Turning watermelon into a mouthwatering meal

Mouthwatering watermelon bites. (ABC7)

A juicy watermelon is the perfect refresher on a hot summer day, but those sugary bites go far beyond the slice. From salad, soup, salsa to spritzers – cookbook author Jonathan Bardzik returned with sweet and savory watermelon dishes.

Watermelon and arugula salad with blue cheese vinaigrette

Serves 6

Sweet watermelon, bright peppery arugula and creamy, funky bleu cheese balance perfectly in this refreshing, thirst-quenching salad that looks as beautiful as it tastes.


6 cups watermelon cut in 1” cubes

2 cups baby arugula, loosely packed

1 shallot, minced

1/3 cup red wine vinegar

1 tsp honey

2/3 cups olive oil – the good stuff!

1 cup chilled, crumbled Gorgonzola cheese


Toss together watermelon and arugula in a large bowl.

In a separate bowl, whisk together shallot, vinegar and honey.

While whisking, drizzle oil into vinegar mixture. This will form a creamy emulsion.

Stir crumbles of Gorgonzola into vinaigrette until creamy and taste with a cube of watermelon.

Season to taste with additional salt, pepper, vinegar or oil and lightly dress watermelon and arugula.

Tip: If making this ahead, keep the watermelon separate. It will release water, which will dilute your dressing and wilt the arugula. Combine the arugula and watermelon and dress right before serving.

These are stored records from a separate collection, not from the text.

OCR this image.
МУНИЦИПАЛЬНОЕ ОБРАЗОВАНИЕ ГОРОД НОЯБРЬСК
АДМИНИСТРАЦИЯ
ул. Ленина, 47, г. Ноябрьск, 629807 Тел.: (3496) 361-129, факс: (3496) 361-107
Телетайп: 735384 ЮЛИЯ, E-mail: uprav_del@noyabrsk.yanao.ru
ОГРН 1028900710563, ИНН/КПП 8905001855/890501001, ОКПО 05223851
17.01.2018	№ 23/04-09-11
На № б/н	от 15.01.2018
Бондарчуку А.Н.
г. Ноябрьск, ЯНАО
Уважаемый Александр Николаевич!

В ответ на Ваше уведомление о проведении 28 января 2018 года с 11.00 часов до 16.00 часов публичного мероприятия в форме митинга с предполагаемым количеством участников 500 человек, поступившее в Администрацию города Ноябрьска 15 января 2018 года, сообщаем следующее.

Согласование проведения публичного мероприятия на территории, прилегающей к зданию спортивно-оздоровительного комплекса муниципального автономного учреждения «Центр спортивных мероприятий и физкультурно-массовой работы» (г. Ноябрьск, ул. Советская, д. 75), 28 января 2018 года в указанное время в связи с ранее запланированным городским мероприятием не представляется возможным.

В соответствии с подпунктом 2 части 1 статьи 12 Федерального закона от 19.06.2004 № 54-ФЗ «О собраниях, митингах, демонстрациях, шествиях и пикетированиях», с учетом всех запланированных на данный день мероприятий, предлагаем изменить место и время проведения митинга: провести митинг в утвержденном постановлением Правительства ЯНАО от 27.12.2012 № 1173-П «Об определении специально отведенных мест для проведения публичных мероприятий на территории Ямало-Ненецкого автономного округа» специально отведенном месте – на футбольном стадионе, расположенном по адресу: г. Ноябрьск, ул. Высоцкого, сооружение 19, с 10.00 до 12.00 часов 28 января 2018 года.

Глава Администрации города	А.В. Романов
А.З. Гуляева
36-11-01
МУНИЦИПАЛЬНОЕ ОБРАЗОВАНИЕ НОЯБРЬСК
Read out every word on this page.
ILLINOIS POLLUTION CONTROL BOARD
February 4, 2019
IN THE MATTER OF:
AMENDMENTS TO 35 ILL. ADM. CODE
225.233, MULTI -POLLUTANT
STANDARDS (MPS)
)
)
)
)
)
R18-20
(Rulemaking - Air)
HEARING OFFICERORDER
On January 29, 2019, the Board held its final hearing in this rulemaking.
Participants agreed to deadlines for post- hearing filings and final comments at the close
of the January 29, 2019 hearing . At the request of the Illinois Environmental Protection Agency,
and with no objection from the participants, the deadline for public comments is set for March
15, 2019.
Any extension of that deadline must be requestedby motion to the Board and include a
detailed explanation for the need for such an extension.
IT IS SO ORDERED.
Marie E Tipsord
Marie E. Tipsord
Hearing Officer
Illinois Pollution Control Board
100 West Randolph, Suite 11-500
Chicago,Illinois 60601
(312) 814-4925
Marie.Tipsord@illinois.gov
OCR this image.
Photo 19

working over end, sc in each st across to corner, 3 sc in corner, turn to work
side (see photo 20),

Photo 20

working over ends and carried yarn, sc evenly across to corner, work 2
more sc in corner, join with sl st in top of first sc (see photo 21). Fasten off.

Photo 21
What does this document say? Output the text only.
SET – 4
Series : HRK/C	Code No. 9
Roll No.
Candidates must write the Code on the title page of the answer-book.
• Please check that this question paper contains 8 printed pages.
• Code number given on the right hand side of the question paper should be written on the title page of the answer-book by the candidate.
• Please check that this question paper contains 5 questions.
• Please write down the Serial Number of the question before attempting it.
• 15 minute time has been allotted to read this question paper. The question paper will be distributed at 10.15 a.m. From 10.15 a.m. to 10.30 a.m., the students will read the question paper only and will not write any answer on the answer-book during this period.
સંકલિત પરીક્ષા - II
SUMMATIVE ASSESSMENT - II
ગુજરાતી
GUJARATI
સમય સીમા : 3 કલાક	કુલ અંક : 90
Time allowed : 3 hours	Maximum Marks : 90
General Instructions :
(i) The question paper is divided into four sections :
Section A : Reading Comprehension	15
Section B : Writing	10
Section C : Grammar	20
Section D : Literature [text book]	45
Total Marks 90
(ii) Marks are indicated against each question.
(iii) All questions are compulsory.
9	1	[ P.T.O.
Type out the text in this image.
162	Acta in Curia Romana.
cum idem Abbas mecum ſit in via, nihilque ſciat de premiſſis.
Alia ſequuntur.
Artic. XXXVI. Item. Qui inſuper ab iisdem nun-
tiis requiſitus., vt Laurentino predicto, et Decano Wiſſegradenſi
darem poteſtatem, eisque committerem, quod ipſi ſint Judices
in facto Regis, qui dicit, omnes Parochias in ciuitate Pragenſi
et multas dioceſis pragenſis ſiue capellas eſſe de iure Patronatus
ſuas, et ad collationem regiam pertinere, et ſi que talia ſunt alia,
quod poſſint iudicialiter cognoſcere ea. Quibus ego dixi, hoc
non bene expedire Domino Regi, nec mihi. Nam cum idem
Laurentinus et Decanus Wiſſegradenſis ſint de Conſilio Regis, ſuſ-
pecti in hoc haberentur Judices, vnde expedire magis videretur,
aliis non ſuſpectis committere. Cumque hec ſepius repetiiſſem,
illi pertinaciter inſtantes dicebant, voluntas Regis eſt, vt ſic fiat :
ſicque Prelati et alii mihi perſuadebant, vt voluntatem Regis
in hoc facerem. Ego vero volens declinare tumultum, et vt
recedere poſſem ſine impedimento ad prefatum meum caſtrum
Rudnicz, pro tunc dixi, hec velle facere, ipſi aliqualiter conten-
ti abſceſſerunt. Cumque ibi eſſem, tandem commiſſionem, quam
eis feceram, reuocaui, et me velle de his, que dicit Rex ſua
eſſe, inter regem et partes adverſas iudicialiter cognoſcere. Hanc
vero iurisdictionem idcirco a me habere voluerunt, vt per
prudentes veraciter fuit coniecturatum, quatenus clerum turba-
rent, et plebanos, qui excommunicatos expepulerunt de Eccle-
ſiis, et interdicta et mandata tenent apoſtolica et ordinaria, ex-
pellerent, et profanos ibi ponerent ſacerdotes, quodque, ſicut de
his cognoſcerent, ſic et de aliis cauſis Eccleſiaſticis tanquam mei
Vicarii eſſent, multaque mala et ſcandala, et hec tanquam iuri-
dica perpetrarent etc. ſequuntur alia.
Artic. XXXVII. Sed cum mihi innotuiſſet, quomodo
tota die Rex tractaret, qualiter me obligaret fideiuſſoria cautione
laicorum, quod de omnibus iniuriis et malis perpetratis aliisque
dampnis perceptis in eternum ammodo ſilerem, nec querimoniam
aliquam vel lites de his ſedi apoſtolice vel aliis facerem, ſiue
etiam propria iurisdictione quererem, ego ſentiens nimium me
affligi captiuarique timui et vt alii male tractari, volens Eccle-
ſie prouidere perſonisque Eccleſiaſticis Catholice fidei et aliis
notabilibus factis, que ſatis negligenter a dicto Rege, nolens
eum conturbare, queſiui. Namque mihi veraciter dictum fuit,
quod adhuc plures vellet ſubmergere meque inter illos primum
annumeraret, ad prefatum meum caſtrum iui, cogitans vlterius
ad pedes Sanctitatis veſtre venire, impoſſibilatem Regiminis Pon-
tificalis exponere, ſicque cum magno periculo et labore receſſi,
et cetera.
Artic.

Watermelon, Thai basil spritzer

Makes 3-4 cups syrup


1 cup sugar

1 cup water

2 cups Thai basil stems and leaves, loosely packed

1/2 medium watermelon

1 lemon, juiced

1 litre bottle club soda or seltzer


Stir together sugar and water in a 3 quart saucepan, over medium high heat. Bring to a simmer and stir until sugar is dissolved.

Remove from heat and add Thai basil to sugar syrup. Infuse for 15 minutes and drain solids.

Puree watermelon in a blender and strain through a fine mesh sieve.

Mix together watermelon juice, lemon juice and seltzer. Season to taste with Thai basil syrup, starting with 1/4 cup.

*Add Champagne or Cava in place of soda water for a summer brunch.

Watermelon gazpacho

Serves 6-8

Watermelon is a wonderful fruit but a terrible vegetable. Keep it summery sweet in this gazpacho. Salt brings out the tomato, and honey makes the watermelon pop.


6 cups watermelon diced and separated

2 large tomatoes, diced, about 2 cups

1/2 red onion, diced

1/2 tsp lime zest

2 tbs lime juice

1/2 jalapeño seeded and minced

2 tbs basil, finely chopped

1/4 cup red wine vinegar

2 tbs honey


Mix together 4 cups of the diced watermelon with the tomato, and onion. Add lime zest and juice, jalapeño and basil. Stir together.

Press remaining 2 cups of watermelon through a food mill or puree in a food processor and strain through a fine sieve to remove solids.

Add watermelon juice, and vinegar and honey to soup. Season to taste with salt, pepper and additional honey, if needed.

If you make this soup ahead of time, check the seasoning again before serving. The watermelon and tomatoes will release more moisture and dilute the salt, vinegar and honey.

Watermelon salsa with fish tacos


Leave the watermelon juice out of the gazpacho recipe and pile wheat flour tortillas with grilled or pan-fried fish, salsa and fresh cilantro.